Le Paul-Ricard modifié pour mieux accueillir la F1 en 2018

Un nouveau revêtement, des vibreurs modifés et une piste élargie font partie des travaux à venir sur le tracé varois

Paul Ricard 2018 - photo DPPI Le Paul-Ricard modifié pour mieux accueillir la F1 en 2018 Jean Alesi présentait les points chauds du circuit du Castellet lors de la conférence de presse à Boulogne-Billancourt.

Avant d’accueillir pour la première fois depuis 1990 un Grand Prix de France de Formule 1 (du 21 au 24 juin 2018), le circuit varois du Paul-Ricard subira quelques modifications.

Jean Alesi, ambassadeur du tracé, est entré dans le détail des travaux lors d’une conférence de presse à Boulogne-Billancourt (Hauts-de-Seine), mardi 7 novembre.

En bout de ligne droite des stands, la première enfilade sera profondément remaniée, afin de casser l’allure des monoplaces. « La chicane va légèrement se refermer, avec une sortie plus large.

La décélération sera plus conséquente. Normalement nous devrions voir plus de dépassements à cet endroit », explique l’ancien vainqueur en F1.

Le virage le plus lent du circuit, placé dans le secteur de Sainte-Baume sera agrandi. « C’est à cet endroit que les offensives dans la ligne droite du mistral se prépareront. Il faudra avoir une trajectoire idéale. »

« Sur le virage du Pont (le dernier du circuit), la piste sera élargie en entrée et en sortie. Cela permettra éventuellement aux pilotes de se placer côte-à-côte, d’autant plus que la courbe précédente se refermera davantage. » Un nouvel asphalte sera par ailleurs déposé en amont du GP.

Des vibreurs modifiés

Nouvelle interrogation à la suite de la pénalité de Max Verstappen à Austin (Etats-Unis), les bordures de piste seront également modifiées selon la réglementation de la Fédération internationale de l’automobile (FIA).

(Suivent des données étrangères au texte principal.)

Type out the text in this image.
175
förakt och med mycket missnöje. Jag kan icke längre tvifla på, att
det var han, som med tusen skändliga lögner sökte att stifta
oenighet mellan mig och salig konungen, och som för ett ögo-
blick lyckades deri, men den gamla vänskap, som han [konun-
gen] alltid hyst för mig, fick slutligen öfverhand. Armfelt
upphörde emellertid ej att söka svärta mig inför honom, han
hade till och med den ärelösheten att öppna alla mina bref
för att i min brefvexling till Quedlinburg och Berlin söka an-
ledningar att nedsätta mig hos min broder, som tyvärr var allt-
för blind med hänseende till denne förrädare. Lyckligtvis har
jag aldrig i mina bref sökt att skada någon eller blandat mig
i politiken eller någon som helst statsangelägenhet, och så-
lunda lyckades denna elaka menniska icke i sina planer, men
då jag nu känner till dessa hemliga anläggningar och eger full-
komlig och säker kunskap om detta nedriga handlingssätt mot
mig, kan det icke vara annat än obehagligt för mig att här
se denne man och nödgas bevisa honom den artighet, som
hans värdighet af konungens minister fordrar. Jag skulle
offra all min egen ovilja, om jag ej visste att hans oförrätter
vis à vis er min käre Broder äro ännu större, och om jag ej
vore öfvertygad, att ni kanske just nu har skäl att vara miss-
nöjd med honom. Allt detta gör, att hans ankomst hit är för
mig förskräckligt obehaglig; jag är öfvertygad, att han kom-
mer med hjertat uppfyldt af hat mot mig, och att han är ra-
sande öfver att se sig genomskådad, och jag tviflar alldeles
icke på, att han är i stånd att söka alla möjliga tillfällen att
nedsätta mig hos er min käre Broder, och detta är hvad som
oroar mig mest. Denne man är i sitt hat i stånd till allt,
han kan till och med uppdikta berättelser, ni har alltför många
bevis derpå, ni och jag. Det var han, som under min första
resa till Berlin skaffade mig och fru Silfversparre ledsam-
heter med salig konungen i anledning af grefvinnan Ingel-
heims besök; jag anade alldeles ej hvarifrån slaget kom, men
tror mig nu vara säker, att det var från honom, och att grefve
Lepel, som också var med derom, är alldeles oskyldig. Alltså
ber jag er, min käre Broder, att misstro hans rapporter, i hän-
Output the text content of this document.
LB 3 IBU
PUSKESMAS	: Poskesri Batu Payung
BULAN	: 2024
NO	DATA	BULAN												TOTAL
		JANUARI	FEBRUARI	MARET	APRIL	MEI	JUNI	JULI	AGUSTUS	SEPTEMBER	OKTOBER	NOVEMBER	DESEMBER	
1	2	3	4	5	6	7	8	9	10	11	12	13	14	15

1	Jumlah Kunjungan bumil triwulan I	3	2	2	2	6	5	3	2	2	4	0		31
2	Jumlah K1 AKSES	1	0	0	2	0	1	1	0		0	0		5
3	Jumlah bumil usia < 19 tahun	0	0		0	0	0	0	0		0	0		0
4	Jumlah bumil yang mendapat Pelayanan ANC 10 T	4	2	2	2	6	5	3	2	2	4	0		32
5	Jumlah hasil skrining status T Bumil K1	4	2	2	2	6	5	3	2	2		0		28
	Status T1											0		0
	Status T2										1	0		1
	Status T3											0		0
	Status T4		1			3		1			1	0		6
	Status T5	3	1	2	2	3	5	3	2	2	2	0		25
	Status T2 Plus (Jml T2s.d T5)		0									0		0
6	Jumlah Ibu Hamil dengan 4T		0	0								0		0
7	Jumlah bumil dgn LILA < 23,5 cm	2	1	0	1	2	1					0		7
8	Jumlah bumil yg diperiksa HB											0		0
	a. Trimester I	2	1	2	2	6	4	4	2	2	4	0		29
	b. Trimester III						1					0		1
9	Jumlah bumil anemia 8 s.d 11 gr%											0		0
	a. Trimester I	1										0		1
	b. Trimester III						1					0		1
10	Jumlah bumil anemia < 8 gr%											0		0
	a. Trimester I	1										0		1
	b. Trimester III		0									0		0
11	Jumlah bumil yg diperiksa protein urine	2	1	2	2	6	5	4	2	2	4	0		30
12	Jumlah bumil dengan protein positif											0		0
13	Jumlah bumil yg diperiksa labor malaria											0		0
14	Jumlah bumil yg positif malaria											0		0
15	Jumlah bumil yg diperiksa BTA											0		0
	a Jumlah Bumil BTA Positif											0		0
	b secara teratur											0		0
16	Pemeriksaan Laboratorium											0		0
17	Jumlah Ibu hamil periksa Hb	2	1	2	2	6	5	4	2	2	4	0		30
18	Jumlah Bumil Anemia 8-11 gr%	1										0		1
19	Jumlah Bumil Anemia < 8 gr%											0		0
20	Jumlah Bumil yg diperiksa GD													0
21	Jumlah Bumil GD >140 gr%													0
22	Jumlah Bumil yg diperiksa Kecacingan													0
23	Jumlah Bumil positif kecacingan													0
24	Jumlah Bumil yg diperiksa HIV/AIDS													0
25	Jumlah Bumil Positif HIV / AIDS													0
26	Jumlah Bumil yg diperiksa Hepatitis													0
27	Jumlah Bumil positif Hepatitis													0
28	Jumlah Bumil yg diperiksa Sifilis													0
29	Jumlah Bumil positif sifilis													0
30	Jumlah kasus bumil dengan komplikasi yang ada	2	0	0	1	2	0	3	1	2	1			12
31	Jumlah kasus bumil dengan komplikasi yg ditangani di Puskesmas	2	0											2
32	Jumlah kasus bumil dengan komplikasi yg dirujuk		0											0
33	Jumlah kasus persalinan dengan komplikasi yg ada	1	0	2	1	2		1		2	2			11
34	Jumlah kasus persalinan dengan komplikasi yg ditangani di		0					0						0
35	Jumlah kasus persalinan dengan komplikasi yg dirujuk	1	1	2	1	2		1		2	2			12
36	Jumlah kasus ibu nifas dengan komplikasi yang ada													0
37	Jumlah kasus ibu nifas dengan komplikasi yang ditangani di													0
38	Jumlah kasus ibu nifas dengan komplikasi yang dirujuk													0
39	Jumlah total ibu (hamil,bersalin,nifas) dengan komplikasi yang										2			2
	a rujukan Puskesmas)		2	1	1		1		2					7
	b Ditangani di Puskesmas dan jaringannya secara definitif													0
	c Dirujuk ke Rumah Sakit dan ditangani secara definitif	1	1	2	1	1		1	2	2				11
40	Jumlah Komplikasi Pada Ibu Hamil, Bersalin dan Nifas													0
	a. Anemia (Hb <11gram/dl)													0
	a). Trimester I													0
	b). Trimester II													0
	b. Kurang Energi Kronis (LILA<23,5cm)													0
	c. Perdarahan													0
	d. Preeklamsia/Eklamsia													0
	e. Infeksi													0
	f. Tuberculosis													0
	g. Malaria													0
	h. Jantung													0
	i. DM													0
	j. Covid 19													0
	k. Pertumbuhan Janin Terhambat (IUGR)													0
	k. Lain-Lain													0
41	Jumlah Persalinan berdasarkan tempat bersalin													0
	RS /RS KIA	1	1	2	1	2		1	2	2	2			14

« Il n’y aura pas de vibreur rehaussé. C’est la FIA qui décide, et leur dernière invention est la « baguette » ou « saucisse ». »

Egalement présent lors de la réunion, Pierre Gasly (Toro Rosso) a expliqué la politique des instances quant aux limites de la piste.

« Avec la nouvelle réglementation technique, nous avons beaucoup de charge aérodynamique et des pneus plus larges, qui nous permettent de mieux passer les vibreurs que les années précédentes. La FIA cherche des solutions, les baguettes peuvent nous calmer dans certains virages, mais ça n’est pas idéal. »

Selon le pilote tricolore, l’équation n’est pas évidente à résoudre. « Certains circuits accueillent la F1 puis le MotoGP (quatre pistes en 2017) ; c’est difficile de trouver un compromis entre les besoins des pilotes deux-roues et les nôtres. »

Ainsi, la présence d’herbe synthétique (appelé « astroturf » en anglais) a été grandement diminuée après des chutes dangereuses en moto.